Photo by Henry Diltz. |
The Doors’ influence is not regulated to just music. In 1974,
Marvel Comics artist Rich Buckler created his futureshock odyssey “Deathlok the
Demolisher” in the pages of “Astonishing Tales,” employing Doors song names and
lyrics as story titles.
From "Astonishing Tales" #28 (1975). "No One Here Gets Out Alive" is a lyrical quote from The Doors' 1968 song "Five to One." Art by Rich Buckler. |
The “Deathlok” feature only appeared in a dozen issues
but elements of this short-lived sci-fi saga are obvious in such films as
“Escape From New York” and the original “Robocop” while last year, a version of
Buckler’s character (portrayed by J. August Richards) surfaced on “Marvel’s
Agents of S.H.I.E.L.D.”
Buckler, who in those days at Marvel’s New York offices would
plug his headphones into a portable radio while working, loved blues-based rock
bands but the Doors, in particular inspired him.
“It was so
emotion-charged and surreal,” Buckler said.
Buckler expressed a deep appreciation for Manzarek’s
organ-playing, Krieger's “knife-edged bluesy guitar work” and Densmore’s “soulful”
percussion.

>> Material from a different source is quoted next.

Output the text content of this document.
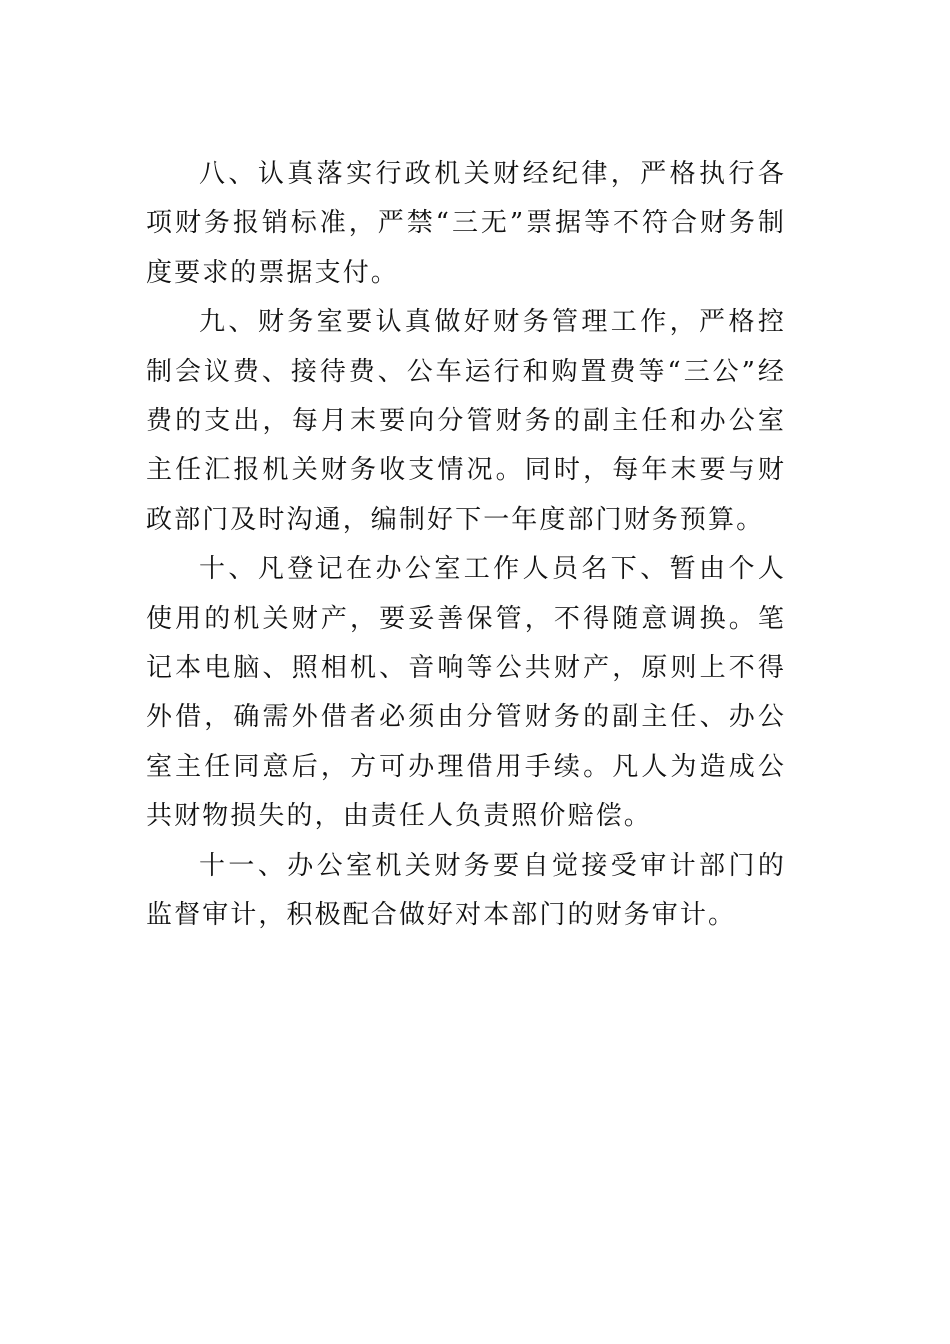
八、认真落实行政机关财经纪律，严格执行各项财务报销标准，严禁“三无”票据等不符合财务制度要求的票据支付。

九、财务室要认真做好财务管理工作，严格控制会议费、接待费、公车运行和购置费等“三公”经费的支出，每月末要向分管财务的副主任和办公室主任汇报机关财务收支情况。同时，每年末要与财政部门及时沟通，编制好下一年度部门财务预算。

十、凡登记在办公室工作人员名下、暂由个人使用的机关财产，要妥善保管，不得随意调换。笔记本电脑、照相机、音响等公共财产，原则上不得外借，确需外借者必须由分管财务的副主任、办公室主任同意后，方可办理借用手续。凡人为造成公共财物损失的，由责任人负责照价赔偿。

十一、办公室机关财务要自觉接受审计部门的监督审计，积极配合做好对本部门的财务审计。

And then, of course, there was Morrison’s lyrics and phrasing.
“All of those rock n'roll story titles…fit so perfectly, I
couldn't resist,” said the artist. “You know, I always thought if Deathlok had
a soundtrack, it would definitely be hard rock.”
Today, Morrison is long gone but he still haunts Venice
Beach. His visage stares back at us, not only from hippie-dip T-shirt shops and
the canvases of boardwalk artists but from Rip Cronk’s two story-high
apartment-building mural at Speedway and 18th Street.
Morrison’s
voice, through immortal recordings such as “Light My Fire” and “Break On
Through,” floats out to the bicycle path from the inside of the cafes and
clothing stores.
Yeah, he was ultimately self-destructive, yet despite some
obvious character flaws he succumbed to, Morrison, in life, was an old soul:
highly intelligent, shrewd and forward thinking. Morrison was asked in 1969 where
he thought music was headed. Prophetically, he responded:
"[Music in the future] might rely heavily on
electronics, tapes, I can envision maybe one person with a lot of machines,
tapes and electronics set up, singing or speaking and using
machines."
On September 11, 2001, Morrison was posthumously propelled
into the 21st century via Jay-Z’s "The Blueprint," specifically on
the track in which Jigga escalated his feud with rival Nas. Produced by Kanye
West, "The Takeover" sampled a choice morsel from "Five to One:"
a slithery reptilian bass line; Morrison yelping "Gonna win, we're takin'
over! Come on!"
Who knows how that prescient 25-year-old would have been
affected or influenced by the EDM and hip hop he seemingly predicted in 1969
had he come up today. Or perhaps he never would have made it; drowned out by
the shambolic state of today’s music industry and the mediocrity produced by
today’s YouTube/”American Idol”-era democracy .
Thankfully, The Doors came along when they did.